Saturday, February 25, 2012

It gets hard sometimes.

So many things happened just over a span of two months. Laughed, cried, frowned, feeling unwanted and everything, just because of that one person. I may be called a fool, maybe it wasn't worth the pain and tears, but I know it would be worse if I let go.



Let's go back to where we used to be.


Family problems overload, I couldn't afford to give a shit about my feelings for him now. For now, I just want to friends with him, just friends. All these years, I can say that he's one of the closest friends of mine. Even though we don't have much to remember, even though he does not really give a shit about my problem and I was always the one who tell him my problems willingly and he just acted like how he should, it seems like I just can't do without his existence in my life.


Fuck all this emotional wreck in me.


I feel so confused right now. After all those complicated confessions, I don't know what to do any more.
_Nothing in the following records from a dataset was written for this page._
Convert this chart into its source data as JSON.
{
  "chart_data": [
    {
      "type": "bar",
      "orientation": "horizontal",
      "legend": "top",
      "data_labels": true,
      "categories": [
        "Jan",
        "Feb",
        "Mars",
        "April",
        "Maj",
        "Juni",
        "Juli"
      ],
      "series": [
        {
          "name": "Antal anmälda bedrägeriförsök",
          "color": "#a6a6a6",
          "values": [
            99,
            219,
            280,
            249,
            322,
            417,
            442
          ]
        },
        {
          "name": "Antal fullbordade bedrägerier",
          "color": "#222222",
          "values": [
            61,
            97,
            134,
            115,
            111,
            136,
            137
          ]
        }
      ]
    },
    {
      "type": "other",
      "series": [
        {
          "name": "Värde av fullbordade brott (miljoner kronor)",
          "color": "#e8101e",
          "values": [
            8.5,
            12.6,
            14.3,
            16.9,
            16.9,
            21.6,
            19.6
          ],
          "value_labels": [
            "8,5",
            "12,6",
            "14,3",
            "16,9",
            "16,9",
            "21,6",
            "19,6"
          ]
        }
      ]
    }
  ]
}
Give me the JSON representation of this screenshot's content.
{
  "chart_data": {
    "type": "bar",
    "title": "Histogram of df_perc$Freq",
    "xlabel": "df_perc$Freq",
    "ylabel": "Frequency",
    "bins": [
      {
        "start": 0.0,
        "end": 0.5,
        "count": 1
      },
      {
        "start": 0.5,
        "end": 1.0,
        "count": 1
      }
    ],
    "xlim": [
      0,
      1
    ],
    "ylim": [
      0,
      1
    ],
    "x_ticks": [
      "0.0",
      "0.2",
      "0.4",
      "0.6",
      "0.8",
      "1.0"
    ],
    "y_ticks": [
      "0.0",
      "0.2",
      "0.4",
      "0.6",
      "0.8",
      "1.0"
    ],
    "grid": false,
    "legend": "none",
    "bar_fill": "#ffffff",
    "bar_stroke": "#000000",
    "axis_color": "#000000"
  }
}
It's like, 3 years of friendship puffed into smoke just like that. It's not the same any more. For one minute, we were like best friends forever and the next minute we turned to be only acquaintances. I tried to talk it out, but he acted dumb. I don't know what to do any more. I don't even know what to think right now.

"Every girl will have a guy that they will never forget of


Maybe that's true, and it unluckily turns out to be him. My supposed best friend. And now we're just left with ashes of memories, unbreakable walls between us.